For typical values of a stoichiometric hydrocarbon/air mixture, the right term of Equation (15), is in the order of one. Moreover, since $\epsilon$ is an arbitrary number that is smaller but close to one, its effect on the burning velocity (Equation (15)) is practically insignificant. For the following brief comparison, we further assume that $\epsilon \approx 1$. The effect of the reactants’ temperature, pressure and equivalence ratio on the burning velocity are therefore mainly attributed to their effects on the flame thickness and to a smaller extent on the reactants’ density. This is in a similar manner as suggested by the classical result, which is obtained from the energy balance between heat conduction and heat convection while ignoring the pressure difference across the flame. The ratio between the predicted burning wave velocity, $S_L$, of the present approach and that of the classical thermal theory is:

$$\frac{{\left(S_L\right)}_{Present approach}}{{\left(S_L\right)}_{Thermal theory}}=\frac{{\left(T_P-T_R\right)}^2}{T_P{T}_R\left[ln\left(\frac{T_P}{T_R}\right)-\frac{k-1}{k}ln\left(\frac{P_P}{P_R}\right)-\frac{h_c}{\epsilon c_p{T}_P}\right]}$$

(16)

While the present approach ensures that the momentum basic law is conserved, Equation (16) suggests that the end results for the burning velocity do not noticeably differ from the value as predicted by the classical theory. For a typical hydrocarbon flame, the ratio is close to one.
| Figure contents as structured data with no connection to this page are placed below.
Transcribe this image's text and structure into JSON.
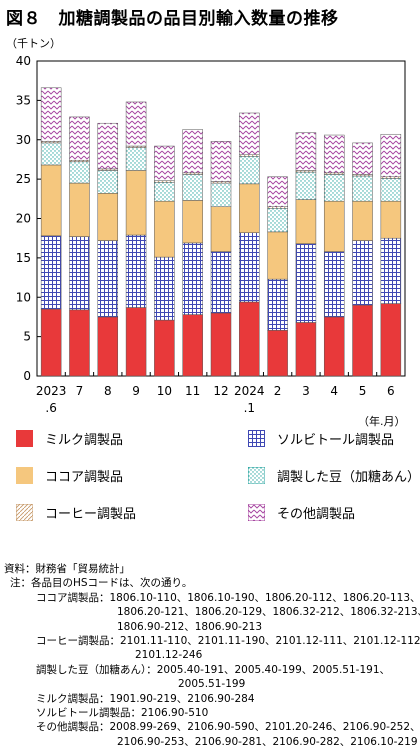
{
  "title": "図８　加糖調製品の品目別輸入数量の推移",
  "unit_label": "（千トン）",
  "period_unit": "（年.月）",
  "chart_data": {
    "type": "bar",
    "stacked": true,
    "categories": [
      "2023\n.6",
      "7",
      "8",
      "9",
      "10",
      "11",
      "12",
      "2024\n.1",
      "2",
      "3",
      "4",
      "5",
      "6"
    ],
    "ylim": [
      0,
      40
    ],
    "yticks": [
      0,
      5,
      10,
      15,
      20,
      25,
      30,
      35,
      40
    ],
    "grid": false,
    "legend_position": "bottom",
    "series": [
      {
        "name": "ミルク調製品",
        "color": "#e8393a",
        "pattern": "solid",
        "values": [
          8.5,
          8.4,
          7.5,
          8.7,
          7.1,
          7.8,
          8.0,
          9.4,
          5.8,
          6.8,
          7.5,
          9.0,
          9.2
        ]
      },
      {
        "name": "ソルビトール調製品",
        "color": "#3f48b4",
        "pattern": "grid",
        "values": [
          9.3,
          9.3,
          9.7,
          9.2,
          8.0,
          9.1,
          7.8,
          8.8,
          6.5,
          10.0,
          8.3,
          8.2,
          8.3
        ]
      },
      {
        "name": "ココア調製品",
        "color": "#f5c77e",
        "pattern": "solid",
        "values": [
          9.0,
          6.8,
          6.0,
          8.2,
          7.1,
          5.4,
          5.7,
          6.2,
          6.0,
          5.6,
          6.4,
          5.0,
          4.7
        ]
      },
      {
        "name": "調製した豆（加糖あん）",
        "color": "#2aa6a1",
        "pattern": "dots",
        "values": [
          2.8,
          2.7,
          2.9,
          2.9,
          2.4,
          3.3,
          3.0,
          3.5,
          3.0,
          3.5,
          3.4,
          3.2,
          2.9
        ]
      },
      {
        "name": "コーヒー調製品",
        "color": "#c79a6a",
        "pattern": "hatch",
        "values": [
          0.2,
          0.2,
          0.2,
          0.2,
          0.2,
          0.2,
          0.2,
          0.2,
          0.2,
          0.2,
          0.2,
          0.2,
          0.2
        ]
      },
      {
        "name": "その他調製品",
        "color": "#a43f9e",
        "pattern": "wave",
        "values": [
          6.8,
          5.5,
          5.8,
          5.6,
          4.4,
          5.5,
          5.1,
          5.3,
          3.8,
          4.8,
          4.8,
          4.0,
          5.4
        ]
      }
    ]
  },
  "legend": [
    {
      "label": "ミルク調製品",
      "series": 0
    },
    {
      "label": "ソルビトール調製品",
      "series": 1
    },
    {
      "label": "ココア調製品",
      "series": 2
    },
    {
      "label": "調製した豆（加糖あん）",
      "series": 3
    },
    {
      "label": "コーヒー調製品",
      "series": 4
    },
    {
      "label": "その他調製品",
      "series": 5
    }
  ],
  "notes": {
    "source": "資料：財務省「貿易統計」",
    "note_head": "注：各品目のHSコードは、次の通り。",
    "items": [
      {
        "label": "ココア調製品：",
        "lines": [
          "1806.10-110、1806.10-190、1806.20-112、1806.20-113、",
          "1806.20-121、1806.20-129、1806.32-212、1806.32-213、",
          "1806.90-212、1806.90-213"
        ]
      },
      {
        "label": "コーヒー調製品：",
        "lines": [
          "2101.11-110、2101.11-190、2101.12-111、2101.12-112、",
          "2101.12-246"
        ]
      },
      {
        "label": "調製した豆（加糖あん）：",
        "lines": [
          "2005.40-191、2005.40-199、2005.51-191、",
          "2005.51-199"
        ]
      },
      {
        "label": "ミルク調製品：",
        "lines": [
          "1901.90-219、2106.90-284"
        ]
      },
      {
        "label": "ソルビトール調製品：",
        "lines": [
          "2106.90-510"
        ]
      },
      {
        "label": "その他調製品：",
        "lines": [
          "2008.99-269、2106.90-590、2101.20-246、2106.90-252、",
          "2106.90-253、2106.90-281、2106.90-282、2106.10-219"
        ]
      }
    ]
  }
}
Figure 2 shows some experimental results and the present predictions (solid line) for methane/air mixtures. As expected, the predicted results show quite a good fitting to the observed values of several experimental data, as collected by Andrews and Bradley [5] in a wide range of initial conditions. It is however noted that since the Arrhenius-type equation for a single-step reaction does not maximize at or close to the stoichiometric conditions, the predictions for fuel rich mixtures ($\phi >1$ in Figure 2c) are inadequate.

5. In Summary

The thermal theory of combustion proposes that for deflagrating flames the mechanism of heat transfer from the flame exothermic zone to the front neighborhood reactants layer dominates the flame behavior. The introduction of the Fourier law provides the additional required equation that after some plausible assumptions allows a closed solution to yield the burning velocity. It is however clear that this classical solution does not conform to the momentum equation. In the present work, instead of introducing the Fourier law, we suggest introducing a simplified version of the Onsager relationship, which accounts for the entropy increase due to the heat transfer process from the front layer to its successive layer. In this way, a closed solution that definitely conforms to the momentum equation has been obtained. It is anticipated that the pressure difference across the flame front in the deflagration regime is very small, but still, violating the momentum equation can hardly be accepted. Unsurprisingly, quite a good fitting has been obtained between the predicted and the experimentally observed values of the propagation flame deflagration velocity, while the momentum equation is strictly conserved.